Thread
#prefect-community
    Chris L.

    Chris L.

    1 year ago
    Hi Prefect community! Does anybody have any examples of
    big_future = client.scatter(big_dask_dataframe)
    and passing
    future = client.submit(func, big_future)
    as an output from one task to be used as an input in another task? I found this UserWarning at the bottom of the "prefect-etl" article in the dask docs (https://examples.dask.org/applications/prefect-etl.html) as well. Was wondering if anybody has encountered this issue as well? And whether there's a solution to this.

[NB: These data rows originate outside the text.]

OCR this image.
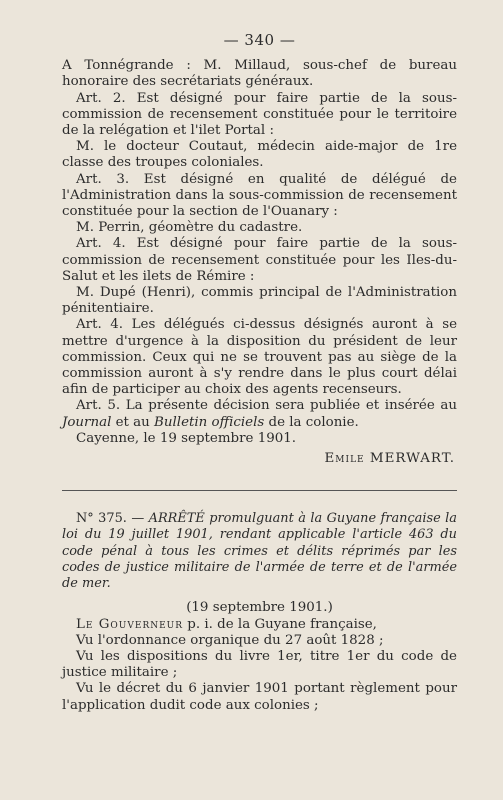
— 340 —

A Tonnégrande : M. Millaud, sous-chef de bureau honoraire des secrétariats généraux.

Art. 2. Est désigné pour faire partie de la sous-commission de recensement constituée pour le territoire de la relégation et l'ilet Portal :

M. le docteur Coutaut, médecin aide-major de 1re classe des troupes coloniales.

Art. 3. Est désigné en qualité de délégué de l'Administration dans la sous-commission de recensement constituée pour la section de l'Ouanary :

M. Perrin, géomètre du cadastre.

Art. 4. Est désigné pour faire partie de la sous-commission de recensement constituée pour les Iles-du-Salut et les ilets de Rémire :

M. Dupé (Henri), commis principal de l'Administration pénitentiaire.

Art. 4. Les délégués ci-dessus désignés auront à se mettre d'urgence à la disposition du président de leur commission. Ceux qui ne se trouvent pas au siège de la commission auront à s'y rendre dans le plus court délai afin de participer au choix des agents recenseurs.

Art. 5. La présente décision sera publiée et insérée au Journal et au Bulletin officiels de la colonie.

Cayenne, le 19 septembre 1901.

Emile MERWART.

N° 375. — ARRÊTÉ promulguant à la Guyane française la loi du 19 juillet 1901, rendant applicable l'article 463 du code pénal à tous les crimes et délits réprimés par les codes de justice militaire de l'armée de terre et de l'armée de mer.

(19 septembre 1901.)

Le Gouverneur p. i. de la Guyane française,

Vu l'ordonnance organique du 27 août 1828 ;

Vu les dispositions du livre 1er, titre 1er du code de justice militaire ;

Vu le décret du 6 janvier 1901 portant règlement pour l'application dudit code aux colonies ;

Thank you in advance!
    Michael Adkins

    Michael Adkins

    1 year ago
    I'm not sure passing futures around like this will work, I'd be curious to hear how it goes.
    Generally we require a
    with worker_client
    block to avoid deadlocks https://distributed.dask.org/en/latest/task-launch.html#connection-with-context-manager
    Chris L.

    Chris L.

    1 year ago
    Thanks for the response Michael. I am working on an ETL pipeline with Dask Dataframes. I wanted to persist the DataFrame after reading a parquet file from S3, scatter the DataFrame into memory across the workers, then pass the future to downstream ETL tasks.
    But futures (to my knowledge) arent serialisable? So I’ll stick with calling dask.compute once inside the very last ETL task in the pipeline.